Voici la traduction du texte latin de Josué :
Chantez pour le grand roi des cantiques joyeux
Que désormais les échos de votre musique résonnent parmi la mer, la terre et les astres
Faites partout sonner vos instruments, chantez et rythmez votre joie
Je signale qu'en 1745, les partisans du roi Georges II ont remporté une victoire décisive sur les partisans du prétendant Jacques Stuart, autrement dit les anglicans ont triomphé des catholiques ; cette mélodie triomphale s'inscrit dans un contexte politique qui en favorise le succès.
3e étape : Les églises anglicanes font de cette mélodie un cantique que l'on chante au moment de l'avent et de Noël.
4e étape : Un théologien allemand Friedrich Heinrich Ranke (1762-1836) écrit pour cette mélodie des paroles en allemand qui célèbrent l'accession de David à la royauté et qui commencent par « Réjouis-toi fille de Sion »

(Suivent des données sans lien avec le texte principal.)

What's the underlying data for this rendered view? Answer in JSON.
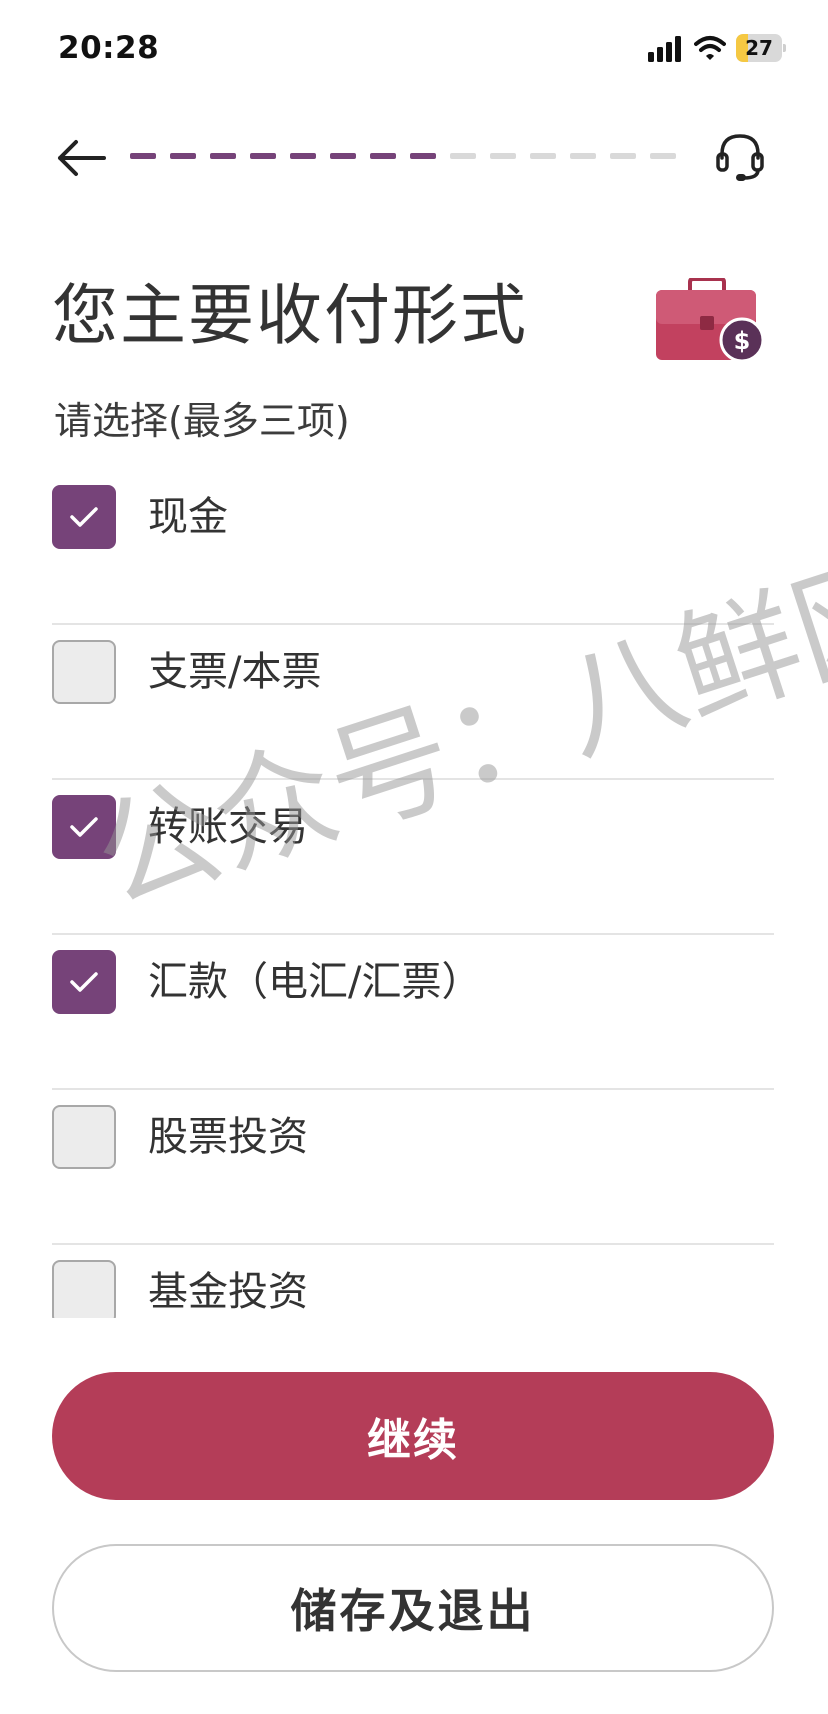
{
  "status_bar": {
    "time": "20:28",
    "battery_level": "27",
    "battery_fraction": 0.27,
    "battery_color": "#f5c842"
  },
  "header": {
    "back_icon": "arrow-left-icon",
    "support_icon": "headset-icon",
    "progress": {
      "completed_steps": 8,
      "total_steps": 14,
      "active_color": "#764379",
      "inactive_color": "#d9d9d9"
    }
  },
  "page": {
    "title": "您主要收付形式",
    "subtitle": "请选择(最多三项)",
    "illustration": "briefcase-dollar-icon"
  },
  "options": [
    {
      "label": "现金",
      "checked": true
    },
    {
      "label": "支票/本票",
      "checked": false
    },
    {
      "label": "转账交易",
      "checked": true
    },
    {
      "label": "汇款（电汇/汇票）",
      "checked": true
    },
    {
      "label": "股票投资",
      "checked": false
    },
    {
      "label": "基金投资",
      "checked": false
    }
  ],
  "buttons": {
    "continue_label": "继续",
    "continue_color": "#b43d58",
    "save_exit_label": "储存及退出"
  },
  "watermark": "公众号：八鲜网",
  "colors": {
    "accent": "#764379",
    "primary_button": "#b43d58"
  }
}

5e étape : Un pasteur suisse, appartenant à l'Église Libre du canton de Vaud, Edmond Louis Budry (1854-1932), qui a adapté en français les paroles de nombreux cantiques du répertoire anglais et allemand. écrit les paroles actuelles, celles qu'on chante dans nos cultes, en s'inspirant de Ranke. Il le fait à l'occasion du décès de sa première femme et il publie ce texte dans un recueil de cantiques en 1885. À toi le gloire est alors le plus souvent chanté à l'occasion de services funèbres.

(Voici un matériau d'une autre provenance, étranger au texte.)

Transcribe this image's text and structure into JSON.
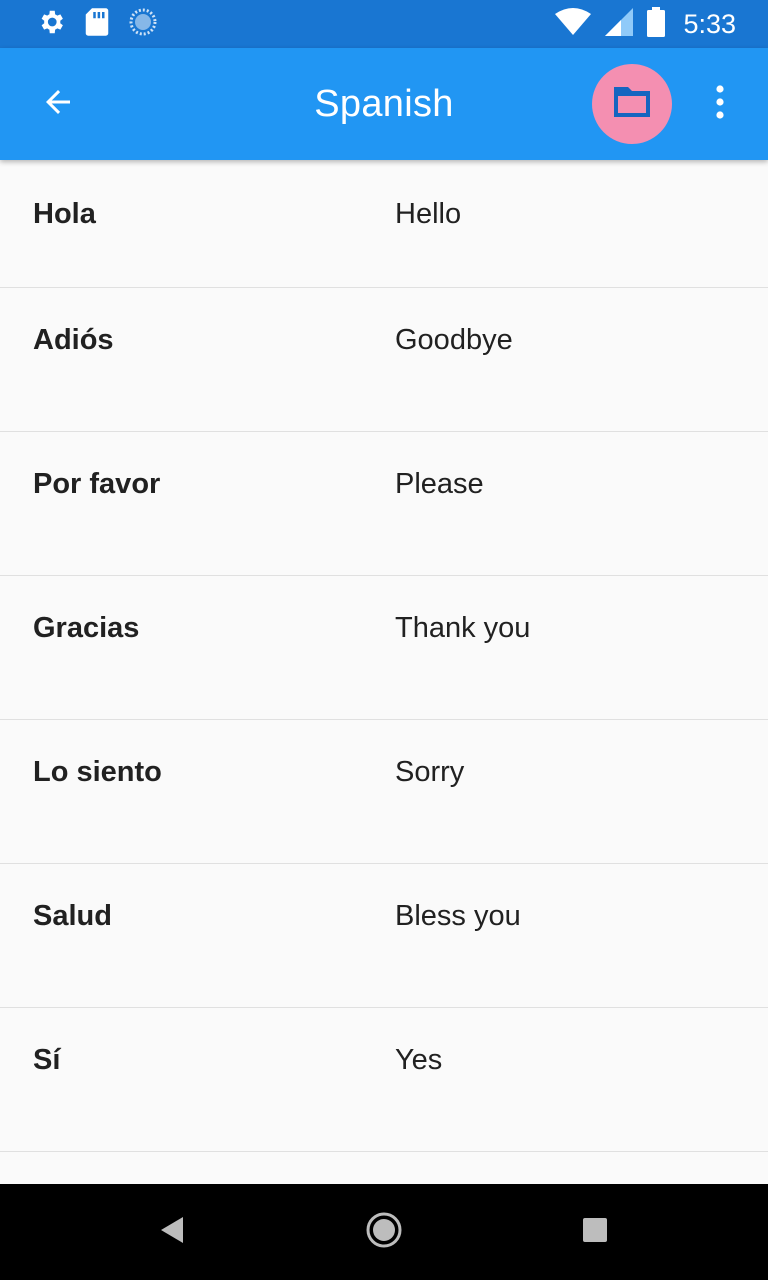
{
  "status_bar": {
    "icons_left": [
      "settings-icon",
      "sd-card-icon",
      "sync-progress-icon"
    ],
    "icons_right": [
      "wifi-icon",
      "cell-signal-icon",
      "battery-icon"
    ],
    "time": "5:33"
  },
  "app_bar": {
    "title": "Spanish",
    "back_icon": "arrow-back-icon",
    "folder_icon": "folder-icon",
    "more_icon": "more-vert-icon"
  },
  "colors": {
    "status_bar": "#1976d2",
    "app_bar": "#2196f3",
    "folder_button": "#f48fb1",
    "background": "#fafafa"
  },
  "phrases": [
    {
      "spanish": "Hola",
      "english": "Hello"
    },
    {
      "spanish": "Adiós",
      "english": "Goodbye"
    },
    {
      "spanish": "Por favor",
      "english": "Please"
    },
    {
      "spanish": "Gracias",
      "english": "Thank you"
    },
    {
      "spanish": "Lo siento",
      "english": "Sorry"
    },
    {
      "spanish": "Salud",
      "english": "Bless you"
    },
    {
      "spanish": "Sí",
      "english": "Yes"
    }
  ],
  "nav_bar": {
    "buttons": [
      "back-triangle-icon",
      "home-circle-icon",
      "recents-square-icon"
    ]
  }
}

6e étape : En 1938, la Fédération Protestante de France publie le recueil Louange et Prière, et y intègre À toi la gloire, alors relativement peu connu et le situe parmi les chants de Pâques. C'est à partir de là qu'il connaît un très grand succès à tel point qu'on a pu le qualifier de « marseillaise du protestantisme ».
Deux remarques :
D'abord, au niveau de la mélodie, on aurait une chanson au départ totalement profane qui devient chant d'Église. Ce n'est pas un cas unique : bien des chorals de Bach s'inspirent d'airs populaires, les cantiques du Réveil de mélodies romantiques et l'armée du salut a souvent plaqué des paroles religieuses sur des chansons à la mode. Je suppose que des mouvements évangéliques font aujourd'hui la même chose.

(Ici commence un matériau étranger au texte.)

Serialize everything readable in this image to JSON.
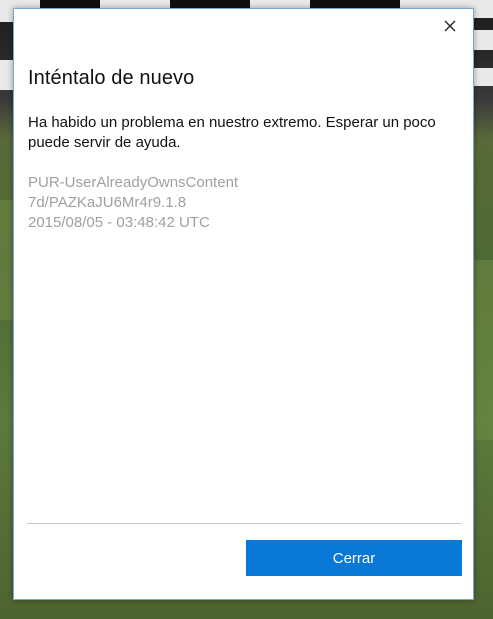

Ensuite, l'évolution des paroles est significative. Dans Josué et dans Judas Macchabée on chante la gloire de Dieu et il n'est évidemment pas question de Jésus. Une inflexion apparaît quand on se met en Angleterre à utiliser ce cantique pour l'Avent et pour Noël. Avec Budry, on a un véritable retournement. Les paroles passent Dieu sous silence, et ne mentionnent que le Christ. La religion du Fils tend à se substituer à la religion du Père, pour reprendre une expression de Freud. On oublie Dieu et on exalte Jésus.
Je rappelle que dans la tradition réformée ancienne, on évite de prier ou d'adorer Jésus, on prie et on adore Dieu au nom de ou à travers Jésus certes, mais Dieu seulement.
Selon le Nouveau Testament, Jésus ne ressuscite pas tout seul, c'est Dieu qui le ressuscite. À cet égard, les paroles du cantique sont douteuses, équivoques, un peu « limites », et elles infiltrent insidieusement une option théologique et spirituelle discutable en l'associant ou en la collant à une magnifique mélodie.